Majalahceo.id | Medan – Rekomendasi DPRD Samosir, 02 Okt 2025 berdampak buruk pada Pemegang Persetujuan Pengelolaan Hutan Kemasyarakatan ( HKm) Kop. Parna Jaya Sejahtera – Samosir,
Berita Acara Rekomendasi melalui Surat DPRD Samosir No. 100.1.4.2 / 626 / DPRD – SMR, tgl 23 Okt 2025,
Pasca Rekomendasi Bangunan Rumah Konservasi dihancur, Fasilitas dibakar, 2 sepeda motor dirusak lalu dibuang ke hutan, areal izin diduduki oleh Satgas Hutan berbaju tentara berasal dari desa Ambarita pimpinan “PB”, sekretaris pemegang izin diancam dan bentuk teror lainnya,
Saat ini areal kawasan hutan lindung seluas 686 Ha dikuasi oleh Satgas Hutan Illegal secara melawan hukum dan melakukan aktivitas yg tidak sah secara hukum, ungkap Indra Mingka, Ketua ALMISBUN Sumut,
Tidak ada lagi Kepastian Hukum, Kelompok berpakaian tentara seenaknya masuk Kawasan Hutan Lindung tanpa izin akibat rekomendasi menyesatkan dari wakil rakyat,
Tim Aliansi Masyarakat Indonesia Sekitar Perkebunan ( ALMISBUN ) Sumut telah melihat langsung kelapangan pada tgl 10 & 11 Feb 2026 sekaligus melakukan observasi identifikasi areal HKm dan Tim LKLH Pusat juga turun tgl 18 Feb 2026 melakukan Pemetaan Udara menggunakan Drone DJI M3E,
Dugaan Pelanggaran yg direkomendasikan DPRD Samosir hasil dari proses sepihak antara DPRD dan Kelompok Kenegerian Ambarita sebagai pihak pelapor tanpa sidak lapangan dari anggota DPRD Samosir,
Berselang 3 hari aspirasi disampaikan pada tgl 2 Okt 2025 langsung digelar Rapat Dengar Pendapat ( RDP ) dan menghasilkan 4 Romendasi,
Pengurus Koperasi Jasa Parna Jaya Sejahtera selaku pihak yg dilaporkan tidak diundang atau dipanggil untuk dimintai keterangan atau klarifikasi sebagai Hak Jawab, perbuatan Ketua DPRD Samosir & 15 Anggota DPRD bertentangan dengan TATIB,
Ketua DPRD Samosir dan 15 anggota DPRD dari lintas Komisi hadir dalam RDP seharusnya menyarankan agar Terlapor di undang, tapi ini seperti sewenang- wenang dan mentang mentang ungkap Indra Mingka.

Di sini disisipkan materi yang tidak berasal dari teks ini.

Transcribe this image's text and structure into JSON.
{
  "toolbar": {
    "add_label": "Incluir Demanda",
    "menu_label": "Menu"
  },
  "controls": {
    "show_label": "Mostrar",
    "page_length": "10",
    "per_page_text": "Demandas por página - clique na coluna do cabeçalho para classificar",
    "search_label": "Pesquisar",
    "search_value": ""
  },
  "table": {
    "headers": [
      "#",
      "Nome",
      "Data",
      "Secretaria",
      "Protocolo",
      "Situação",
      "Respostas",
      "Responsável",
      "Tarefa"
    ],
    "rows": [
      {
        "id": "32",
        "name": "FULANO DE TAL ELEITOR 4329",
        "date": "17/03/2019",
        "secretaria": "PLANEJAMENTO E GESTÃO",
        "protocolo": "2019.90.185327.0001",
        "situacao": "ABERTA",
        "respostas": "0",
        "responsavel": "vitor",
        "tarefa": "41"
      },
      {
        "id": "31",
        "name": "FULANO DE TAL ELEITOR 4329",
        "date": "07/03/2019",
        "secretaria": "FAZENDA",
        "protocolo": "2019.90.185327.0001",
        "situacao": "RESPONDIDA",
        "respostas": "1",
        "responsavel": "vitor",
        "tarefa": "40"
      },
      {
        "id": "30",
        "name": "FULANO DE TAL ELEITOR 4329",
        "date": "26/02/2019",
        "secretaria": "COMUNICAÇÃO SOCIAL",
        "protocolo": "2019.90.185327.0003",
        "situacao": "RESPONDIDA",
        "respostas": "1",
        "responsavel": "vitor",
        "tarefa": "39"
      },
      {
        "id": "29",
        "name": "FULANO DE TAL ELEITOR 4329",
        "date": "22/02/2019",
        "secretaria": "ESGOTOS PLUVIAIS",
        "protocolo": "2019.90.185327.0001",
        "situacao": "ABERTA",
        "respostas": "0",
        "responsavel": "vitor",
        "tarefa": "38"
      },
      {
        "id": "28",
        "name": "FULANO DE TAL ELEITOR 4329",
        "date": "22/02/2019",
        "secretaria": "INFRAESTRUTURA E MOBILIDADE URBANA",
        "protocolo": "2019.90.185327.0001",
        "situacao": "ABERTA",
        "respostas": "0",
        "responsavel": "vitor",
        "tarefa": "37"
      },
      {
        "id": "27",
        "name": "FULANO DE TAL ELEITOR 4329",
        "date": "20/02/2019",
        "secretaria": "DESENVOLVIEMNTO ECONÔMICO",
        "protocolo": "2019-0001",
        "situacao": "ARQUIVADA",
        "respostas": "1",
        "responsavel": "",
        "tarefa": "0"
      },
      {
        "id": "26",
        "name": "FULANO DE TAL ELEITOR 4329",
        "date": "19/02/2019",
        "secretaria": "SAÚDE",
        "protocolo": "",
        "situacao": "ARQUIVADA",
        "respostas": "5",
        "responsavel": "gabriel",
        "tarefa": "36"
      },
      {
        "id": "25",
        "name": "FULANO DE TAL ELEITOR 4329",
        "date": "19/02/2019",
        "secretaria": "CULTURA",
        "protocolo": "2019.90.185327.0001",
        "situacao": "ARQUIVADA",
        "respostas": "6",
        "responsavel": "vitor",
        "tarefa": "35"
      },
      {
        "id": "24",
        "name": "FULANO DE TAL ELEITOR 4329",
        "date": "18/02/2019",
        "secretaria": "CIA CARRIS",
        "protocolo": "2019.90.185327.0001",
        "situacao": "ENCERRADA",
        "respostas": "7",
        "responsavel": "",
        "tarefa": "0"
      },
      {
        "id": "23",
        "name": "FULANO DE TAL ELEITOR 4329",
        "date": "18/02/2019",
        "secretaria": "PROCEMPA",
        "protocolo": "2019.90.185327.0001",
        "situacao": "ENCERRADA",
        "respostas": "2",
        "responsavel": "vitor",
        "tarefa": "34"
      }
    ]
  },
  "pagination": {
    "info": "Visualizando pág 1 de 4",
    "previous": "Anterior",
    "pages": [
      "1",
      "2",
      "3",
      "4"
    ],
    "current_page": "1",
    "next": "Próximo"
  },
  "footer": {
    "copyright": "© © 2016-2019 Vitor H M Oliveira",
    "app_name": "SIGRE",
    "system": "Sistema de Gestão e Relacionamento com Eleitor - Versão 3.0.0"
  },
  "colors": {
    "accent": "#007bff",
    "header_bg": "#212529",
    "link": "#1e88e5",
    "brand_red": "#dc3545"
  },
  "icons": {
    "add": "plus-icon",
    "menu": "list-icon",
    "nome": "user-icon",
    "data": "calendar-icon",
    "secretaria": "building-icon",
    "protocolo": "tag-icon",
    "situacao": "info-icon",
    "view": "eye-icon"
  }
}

Ada aturan mainya bro !!! Ketua DPRD Samosir, ada TATIB yang mengatur dan Hukum Acara,
Merasa keberatan, dirugikan, hak terlapor diabaikan oleh Ketua DPRD Samosir Nasib Simbolon dan 15 Anggota DPRD lainnya pada hari Senin, tgl 2 Maret 2026 Pengurus Koperasi PJS melaporkan ke Badan Kehormatan untuk dapat diproses sesuai aturan prosedural Badan Kehormatan,
Melalui surat No. 012 / KJ-PJS / G- Samosir / II / 2026, tgl surat 28 Feb 2026, sudah disampaikan kemungkinan sudah sampai kepada Ketua Badan Kehormatan DPRD Samosir, ungkap JWH Sidabutar,
Tembusan juga disampaikan kepada Ketua Umum Partai masing-masing asal anggota DPRD Samosir, Bupati Samosir, Dirjen Perhutanan Sosial, Ombudsman RI, Kapolres Samosir dan lain-lain,
Demi Kehormatan, Derajat dan Wibawa DPRD Samosir yang sepakat dengan Hukum sebagai Panglima Tertinggi, aduan dapat diproses oleh Ketua Badan Kehormatan,
Semoga kami dapat keadilan dan kebenaran, & memulihkan nama baik Koperasi Parna Jaya Sejahtera,
Sebelumnya perlu diketahui Badan Kehormatan DPRD Samosir bahwa Koperasi PJS telah melayangkan Surat No. 08 / KJ-PJS / G-Samosir / II / 2026, tgl 18 Februari 2026 ditujukan kepada Ketua DPRD Samosir, Perihal Mohon Untuk Memberikan / Menunjukkan Alat Bukti atas Tuduhan Pengrusakan Kawasan Hutan Sebagaimana terdapat dalam BA dari DPRD Samosir, tgl 23 Okt 2025.